What you do is you compute exactly how many pots and side-pots there are and see which players are eligible for which pot.
In your example, there are exactly three pots:
pot 1: 29 (pot one could also be called the "main pot")
pot 2: 6 (pot two could also be called "side-pot 1")
pot 3: 4 (pot three could also be called "side-pot 2")
The sum of all these pots gives the total pot (39).
Pot 1 has 29 because player 4 is eligible for up to "6". How many players did put up "up to 6"? Five players. Four of which who did put 6 in and one of them (player 5) who did put 5 in. This gives 6 * 4 + 5 * 1.
having gone all in with 6 units to win back less than 7 is a bit
questionable
That would indeed be questionable. Thankfully this is not at all how it works. Player four wins back 29, so he's making a net win of 23 (29 - 6). You can also get that 23 by computing: 3 players matching up to 6 (18) + one player matching up to 5 (18 + 5, gives the net win of 23).
Pot 2 has 6 units because it's 2 * 3. You can verify this by checking how many players can match up to 8 (there are only three players who can do that), and then remove what already went into pot 1. Three players did put more than 6 in, so you have 3 * 2.
Pot 3 has 4 units. There are two players who can match up to 10. Once you remove from their stack what already went into the two other pots, this leaves 4 unit in the last pot.
Player 4 has the best hand and wins 29 (+23 net)
Player 3 has the second best hand and wins back pot 2, which only has 6. So although player 3 is a "winner", he's making a net of -2 (he did put 8 in but only got 6 back). This is normal because he's "winnning", but he's still beat by player 4.

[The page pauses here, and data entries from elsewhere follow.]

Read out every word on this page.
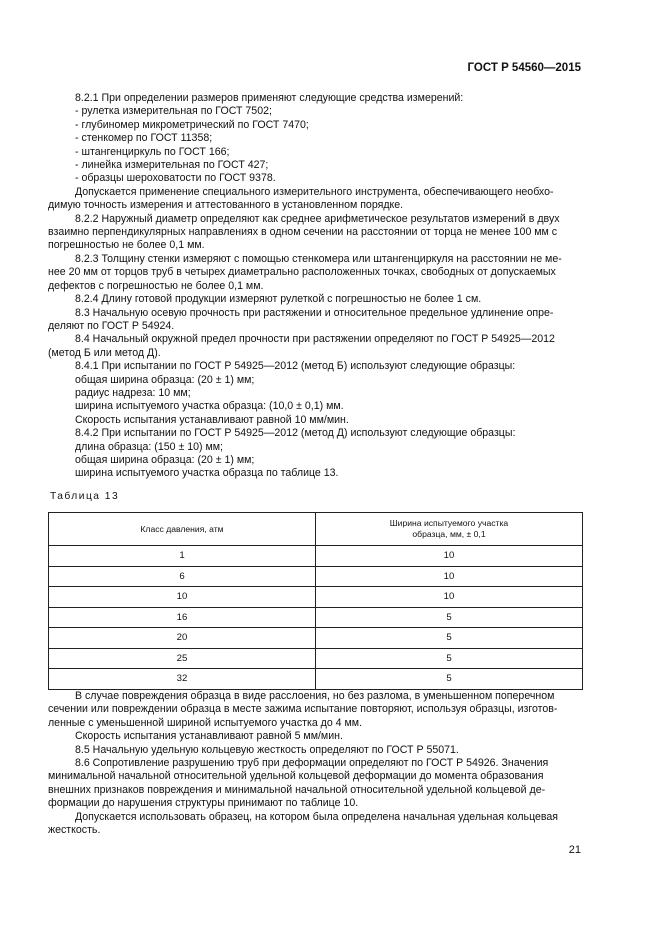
ГОСТ Р 54560—2015

8.2.1 При определении размеров применяют следующие средства измерений:

- рулетка измерительная по ГОСТ 7502;
- глубиномер микрометрический по ГОСТ 7470;
- стенкомер по ГОСТ 11358;
- штангенциркуль по ГОСТ 166;
- линейка измерительная по ГОСТ 427;
- образцы шероховатости по ГОСТ 9378.
Допускается применение специального измерительного инструмента, обеспечивающего необхо-
димую точность измерения и аттестованного в установленном порядке.
8.2.2 Наружный диаметр определяют как среднее арифметическое результатов измерений в двух
взаимно перпендикулярных направлениях в одном сечении на расстоянии от торца не менее 100 мм с
погрешностью не более 0,1 мм.
8.2.3 Толщину стенки измеряют с помощью стенкомера или штангенциркуля на расстоянии не ме-
нее 20 мм от торцов труб в четырех диаметрально расположенных точках, свободных от допускаемых
дефектов с погрешностью не более 0,1 мм.
8.2.4 Длину готовой продукции измеряют рулеткой с погрешностью не более 1 см.
8.3 Начальную осевую прочность при растяжении и относительное предельное удлинение опре-
деляют по ГОСТ Р 54924.
8.4 Начальный окружной предел прочности при растяжении определяют по ГОСТ Р 54925—2012
(метод Б или метод Д).
8.4.1 При испытании по ГОСТ Р 54925—2012 (метод Б) используют следующие образцы:
общая ширина образца: (20 ± 1) мм;
радиус надреза: 10 мм;
ширина испытуемого участка образца: (10,0 ± 0,1) мм.
Скорость испытания устанавливают равной 10 мм/мин.
8.4.2 При испытании по ГОСТ Р 54925—2012 (метод Д) используют следующие образцы:
длина образца: (150 ± 10) мм;
общая ширина образца: (20 ± 1) мм;
ширина испытуемого участка образца по таблице 13.
Таблица 13
Класс давления, атм	Ширина испытуемого участка
образца, мм, ± 0,1

1	10
6	10
10	10
16	5
20	5
25	5
32	5
В случае повреждения образца в виде расслоения, но без разлома, в уменьшенном поперечном
сечении или повреждении образца в месте зажима испытание повторяют, используя образцы, изготов-
ленные с уменьшенной шириной испытуемого участка до 4 мм.
Скорость испытания устанавливают равной 5 мм/мин.
8.5 Начальную удельную кольцевую жесткость определяют по ГОСТ Р 55071.
8.6 Сопротивление разрушению труб при деформации определяют по ГОСТ Р 54926. Значения
минимальной начальной относительной удельной кольцевой деформации до момента образования
внешних признаков повреждения и минимальной начальной относительной удельной кольцевой де-
формации до нарушения структуры принимают по таблице 10.
Допускается использовать образец, на котором была определена начальная удельная кольцевая
жесткость.
21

Players 1 and 2 do split the remainder (pot 3), which has only 4 units. So they each get back 2 out of their 10 (net loss: -8).
Player 5 did lose its 5. Net loss: -5
Which gives:
+23
-2
-8
-8
-5
---
0
As a final note, I'd advice to use as few decimal computation as possible when implementing an online poker client: the last thing you want are approximation errors.
The only tricky case is when players are splitting a pot. In some cases there are no issue (like above, where two players share an even pot), but in other cases you may have problems.... For example if three players are sharing a pot that has 8 cents (can happen at micro-limits). In that case two players must get 3 cents back and one of them must get 2 cents back (giving 2 / 2 / 4 would be a mistake). There's simply no way around that and as far as I know the player who gets only 2 (while the two other gets 3) is randomly chosen.
But, once again, trying to express each pot as a % of the total pot is a recipe for approximation errors.
Moreover, in every single case, no matter how many pots there are, the exact amount of every single pot can be precisely computed, down to the cent.